Audience Size Estimates for Unified Audiences (FX)
When configuring Unified Audiences within Optimizely Feature Experimentation, we currently lack immediate visibility into the estimated audience size before an experiment goes live.
Currently, this creates a workflow bottleneck for non-technical users. Experimenters are often forced to rely on technical team members to manually "rebuild" or cross-reference the same audience logic within the Profile tab or ODP just to obtain a preliminary size estimate. This dependency on technical support for simple validation prevents independent exploration and slows down the experimentation lifecycle.Without a real-time or pre-launch estimate of how many users qualify for a specific cohort, it is difficult to accurately calculate:
- Minimum Detectable Effect (MDE)
- Estimated Experiment Duration
- Traffic Allocation Strategy
Our audiences are often highly segmented based on attributes and audiences from Segment. Launching a test "blind" to the audience volume can lead to experiments running significantly longer than expected or failing to reach statistical significance.
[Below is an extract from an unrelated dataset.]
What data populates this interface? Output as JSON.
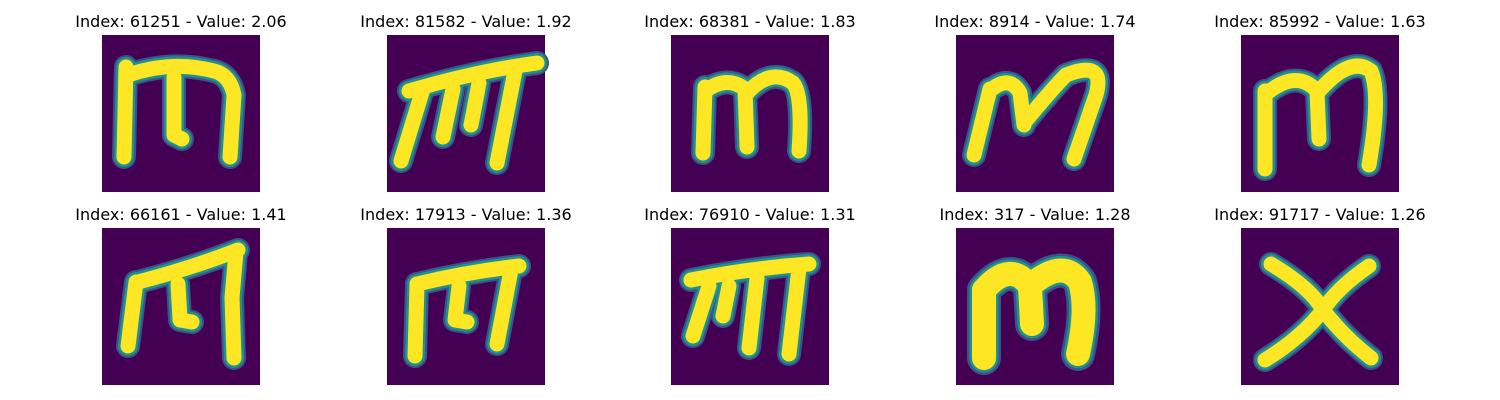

We would like to see a pre-launch audience size estimator directly within the FX Audience Builder for Unified Audiences. This should include the count of qualified users; a real-time count of unique identifiers that currently match the audience criteria.
Business Impact & Value
- Self-Service Empowerment: Enables non-technical users to iterate on and validate targeting conditions independently without needing technical teams to verify audience counts in separate systems.
- Operational Efficiency: Experimenters can refine targeting before engineering implementation or flag activation.
- Data Accuracy: Reduces the risk of "underpowered" experiments that waste traffic and time.
- Decision Speed: Faster identification of whether a test is viable based on volume, allowing us to pivot or broaden targeting early.